Por exemplo, pense na questão inicial das divisões por conta de preferências ou afinidades (‘…“Eu sou de Paulo”, Eu sou de Apolo”, “Eu sou de Cefas”, “Eu sou de Cristo”…’; v.12). O apóstolo poderia argumentar algo como “Não fica bem essa divisão. Que dirão os não crentes?”. Ou, ainda, “Isso não ajuda a causa de Cristo! Divididos somos mais fracos”. Mais: “Irmãos, vocês devem se amar. Deus é amor! Ame seu irmão!”

Embora essas afirmações possam ter seu valor, Paulo nunca as usa como se fossem um fundamento em si mesmas. Nunca as usa sem deixar claro que a fundamentação para tais atitudes é a obra de Cristo na cruz e que, quando crentes fazem essas coisas, não as fazem da mesma forma que o mundo – nem quanto ao objetivo, nem quanto à motivação. Nessa questão, em particular, Paulo lembra aos coríntios o escândalo da cruz: sua aparente loucura e fraqueza – e a incapacidade dos homens de perceberem todo o poder e sabedoria envolvidos nisso. Noutras palavras, Paulo lhes recorda o Evangelho da graça de Deus em Cristo!

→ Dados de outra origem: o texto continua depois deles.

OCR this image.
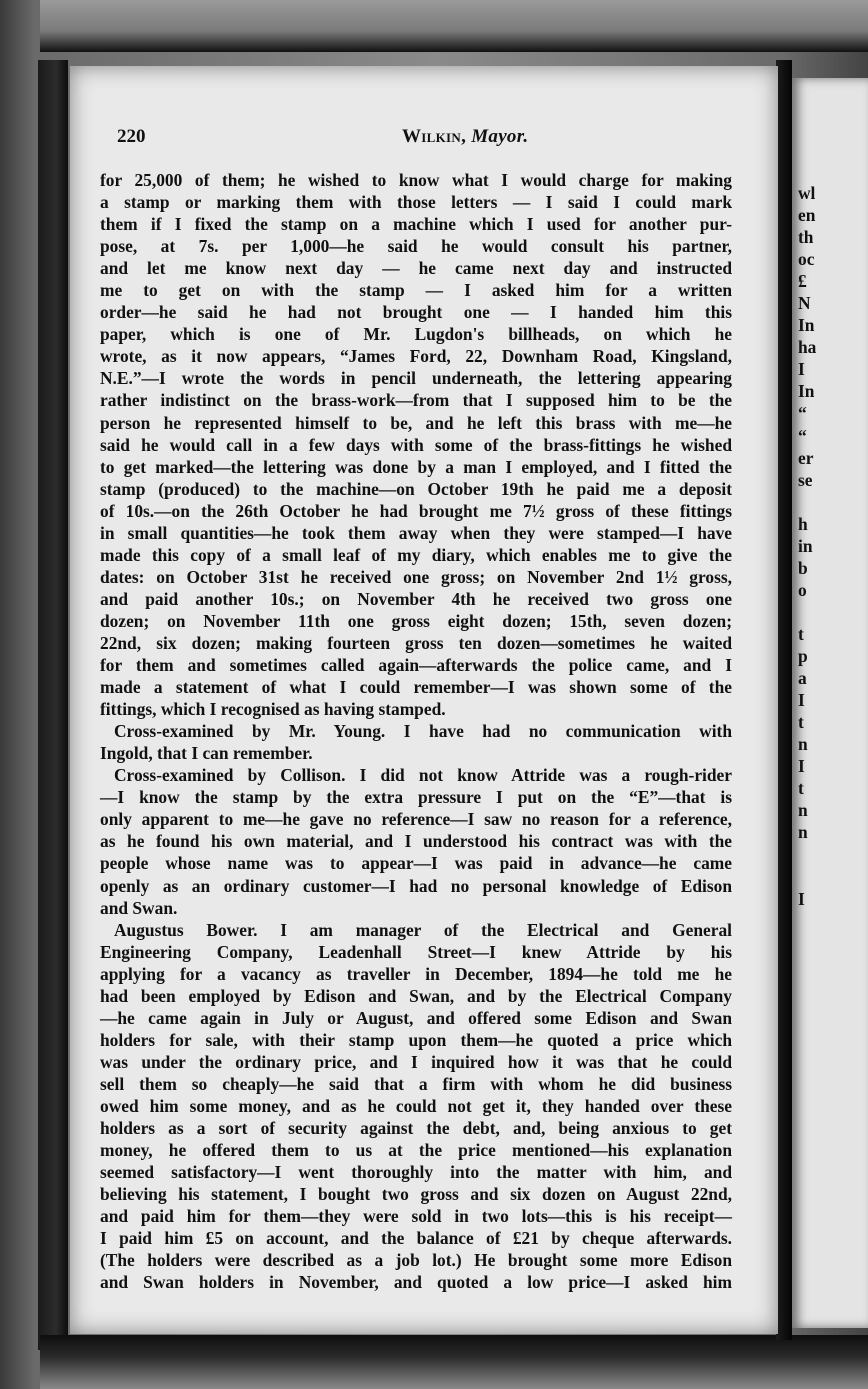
220	Wilkin, Mayor.
for 25,000 of them; he wished to know what I would charge for making
a stamp or marking them with those letters — I said I could mark
them if I fixed the stamp on a machine which I used for another pur-
pose, at 7s. per 1,000—he said he would consult his partner,
and let me know next day — he came next day and instructed
me to get on with the stamp — I asked him for a written
order—he said he had not brought one — I handed him this
paper, which is one of Mr. Lugdon's billheads, on which he
wrote, as it now appears, “James Ford, 22, Downham Road, Kingsland,
N.E.”—I wrote the words in pencil underneath, the lettering appearing
rather indistinct on the brass-work—from that I supposed him to be the
person he represented himself to be, and he left this brass with me—he
said he would call in a few days with some of the brass-fittings he wished
to get marked—the lettering was done by a man I employed, and I fitted the
stamp (produced) to the machine—on October 19th he paid me a deposit
of 10s.—on the 26th October he had brought me 7½ gross of these fittings
in small quantities—he took them away when they were stamped—I have
made this copy of a small leaf of my diary, which enables me to give the
dates: on October 31st he received one gross; on November 2nd 1½ gross,
and paid another 10s.; on November 4th he received two gross one
dozen; on November 11th one gross eight dozen; 15th, seven dozen;
22nd, six dozen; making fourteen gross ten dozen—sometimes he waited
for them and sometimes called again—afterwards the police came, and I
made a statement of what I could remember—I was shown some of the
fittings, which I recognised as having stamped.
Cross-examined by Mr. Young. I have had no communication with
Ingold, that I can remember.
Cross-examined by Collison. I did not know Attride was a rough-rider
—I know the stamp by the extra pressure I put on the “E”—that is
only apparent to me—he gave no reference—I saw no reason for a reference,
as he found his own material, and I understood his contract was with the
people whose name was to appear—I was paid in advance—he came
openly as an ordinary customer—I had no personal knowledge of Edison
and Swan.
Augustus Bower. I am manager of the Electrical and General
Engineering Company, Leadenhall Street—I knew Attride by his
applying for a vacancy as traveller in December, 1894—he told me he
had been employed by Edison and Swan, and by the Electrical Company
—he came again in July or August, and offered some Edison and Swan
holders for sale, with their stamp upon them—he quoted a price which
was under the ordinary price, and I inquired how it was that he could
sell them so cheaply—he said that a firm with whom he did business
owed him some money, and as he could not get it, they handed over these
holders as a sort of security against the debt, and, being anxious to get
money, he offered them to us at the price mentioned—his explanation
seemed satisfactory—I went thoroughly into the matter with him, and
believing his statement, I bought two gross and six dozen on August 22nd,
and paid him for them—they were sold in two lots—this is his receipt—
I paid him £5 on account, and the balance of £21 by cheque afterwards.
(The holders were described as a job lot.) He brought some more Edison
and Swan holders in November, and quoted a low price—I asked him
wl
en
th
oc
£
N
In
ha
I
In
“
“
er
se
h
in
b
o
t
p
a
I
t
n
I
t
n
n
I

O que isso tem a ver com a quarentena?

Permita-me uma referência pessoal.

No ano de 2013 fui diagnosticado com um tumor cancerígeno na bexiga. Acredite: ouvir seu nome e a palavra tumor, na mesma frase, não é exatamente uma situação confortável… Muitas emoções contribuem para reações incertas, principalmente nos primeiros momentos. Dúvidas, tristeza, questionamentos, etc. Lembro que foi numa segunda-feira que recebi o diagnóstico. E, aí, veio o domingo, com a habitual pregação e cuidado com o rebanho reunido. Obviamente, precisei dar uma palavra à igreja sobre a situação, pois todos estavam um tanto quanto apreensivos, preocupados com seu pastor. Logo depois, preguei. Pela manhã e à noite. O mesmo se deu no domingo seguinte. Então, me veio à mente a verdade pura e simples que, de tão óbvia e recorrente, me escapara no início:

eu não tive que alterar absolutamente nada em minha pregação!

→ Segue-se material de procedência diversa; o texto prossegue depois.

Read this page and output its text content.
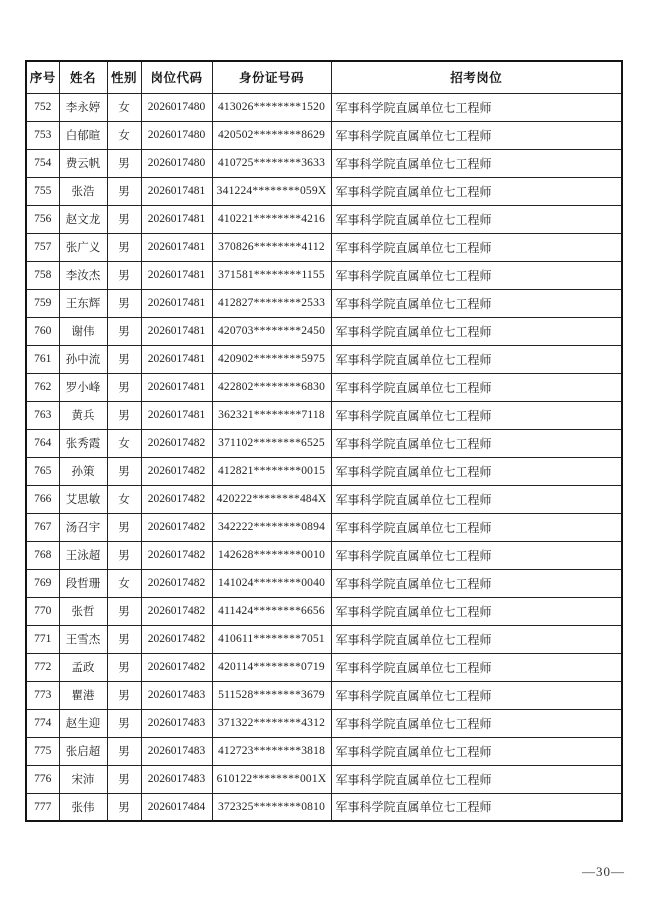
序号	姓名	性别	岗位代码	身份证号码	招考岗位
752	李永婷	女	2026017480	413026********1520	军事科学院直属单位七工程师
753	白郁暄	女	2026017480	420502********8629	军事科学院直属单位七工程师
754	费云帆	男	2026017480	410725********3633	军事科学院直属单位七工程师
755	张浩	男	2026017481	341224********059X	军事科学院直属单位七工程师
756	赵文龙	男	2026017481	410221********4216	军事科学院直属单位七工程师
757	张广义	男	2026017481	370826********4112	军事科学院直属单位七工程师
758	李汝杰	男	2026017481	371581********1155	军事科学院直属单位七工程师
759	王东辉	男	2026017481	412827********2533	军事科学院直属单位七工程师
760	谢伟	男	2026017481	420703********2450	军事科学院直属单位七工程师
761	孙中流	男	2026017481	420902********5975	军事科学院直属单位七工程师
762	罗小峰	男	2026017481	422802********6830	军事科学院直属单位七工程师
763	黄兵	男	2026017481	362321********7118	军事科学院直属单位七工程师
764	张秀霞	女	2026017482	371102********6525	军事科学院直属单位七工程师
765	孙策	男	2026017482	412821********0015	军事科学院直属单位七工程师
766	艾思敏	女	2026017482	420222********484X	军事科学院直属单位七工程师
767	汤召宇	男	2026017482	342222********0894	军事科学院直属单位七工程师
768	王泳超	男	2026017482	142628********0010	军事科学院直属单位七工程师
769	段哲珊	女	2026017482	141024********0040	军事科学院直属单位七工程师
770	张哲	男	2026017482	411424********6656	军事科学院直属单位七工程师
771	王雪杰	男	2026017482	410611********7051	军事科学院直属单位七工程师
772	孟政	男	2026017482	420114********0719	军事科学院直属单位七工程师
773	瞿港	男	2026017483	511528********3679	军事科学院直属单位七工程师
774	赵生迎	男	2026017483	371322********4312	军事科学院直属单位七工程师
775	张启超	男	2026017483	412723********3818	军事科学院直属单位七工程师
776	宋沛	男	2026017483	610122********001X	军事科学院直属单位七工程师
777	张伟	男	2026017484	372325********0810	军事科学院直属单位七工程师
—30—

Não fizeram diferença alguma o diagnóstico, as emoções, as dúvidas ou fosse o que fosse. Eu já havia me rendido, muito tempo antes, à absoluta autoridade da Palavra de Deus; ao fato de que:

nada que eu possa dizer a meu rebanho, por mais proveitoso que seja, jamais será melhor do que o que Deus tem pra dizer!

Que maravilha! Que encorajador! Que alegria!

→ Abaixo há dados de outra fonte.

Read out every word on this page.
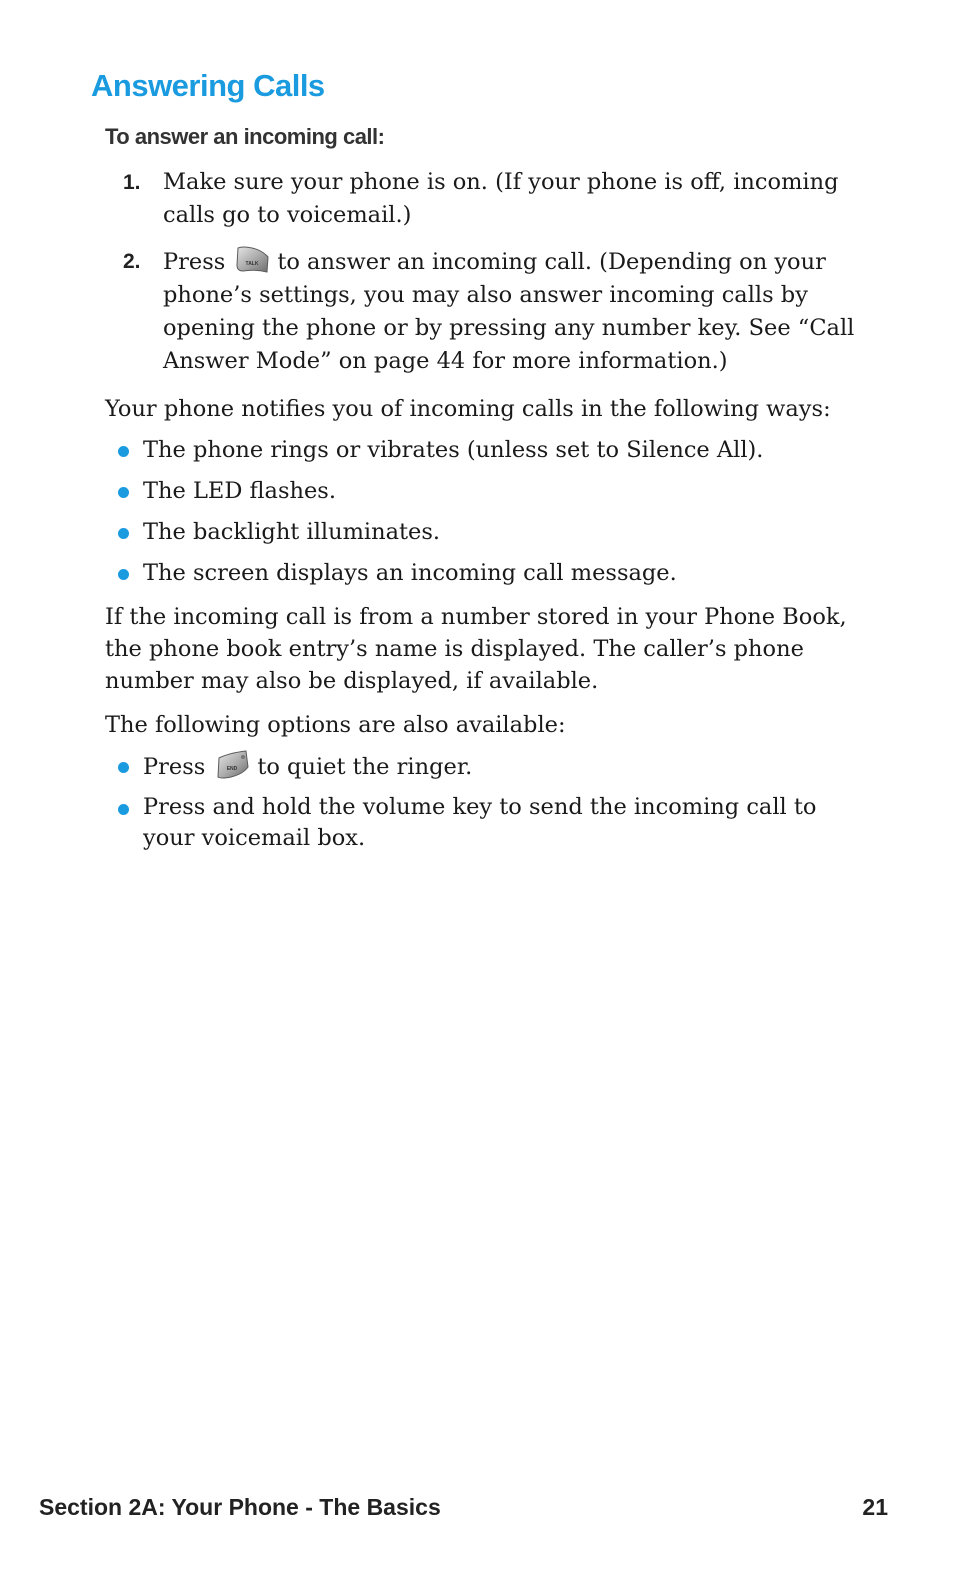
Answering Calls
To answer an incoming call:
1. Make sure your phone is on. (If your phone is off, incoming calls go to voicemail.)
2. Press	TALK to answer an incoming call. (Depending on your phone’s settings, you may also answer incoming calls by opening the phone or by pressing any number key. See “Call Answer Mode” on page 44 for more information.)
Your phone notifies you of incoming calls in the following ways:
The phone rings or vibrates (unless set to Silence All).
The LED flashes.
The backlight illuminates.
The screen displays an incoming call message.
If the incoming call is from a number stored in your Phone Book, the phone book entry’s name is displayed. The caller’s phone number may also be displayed, if available.
The following options are also available:
Press	END to quiet the ringer.
Press and hold the volume key to send the incoming call to your voicemail box.
Section 2A: Your Phone - The Basics	21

Não tem a ver comigo nem com meu estado de espírito. Não tem a ver com as situações que eu ou minha igreja estejamos enfrentando. Se estamos entre amigos ou inimigos, sozinhos ou acompanhados, celebrando a ceia com a congregação ou presos na cela inferior de uma prisão romana!

Tudo que importa é se você conhece e está firmado no Evangelho da graça de Deus em Cristo!

Nestes tempos de quarentena, as convicções estão sendo postas à prova. Relacionamentos estão sendo testados. Mas o teste principal é: a doutrina que você tem aprendido e na qual tem afirmado crer é a expressão sadia do Evangelho? Ela serve quando você está saudável ou doente? Acompanhado ou isolado? Ela é bíblica a ponto de ajudar você, inclusive, quando as emoções querem tomar o controle e nos lançar num redemoinho desgovernado, seja de euforia ou desespero?

A doutrina que não é verdadeiramente bíblica acaba sendo atropelada pela realidade!

Que estes sejam tempos de lançar fora o fermento velho, não importa quanto tempo você tem permitidos que ele influencie sua vida. Que você comece a comer o pão da sinceridade e da verdade, se ainda não o fez (5.7-8).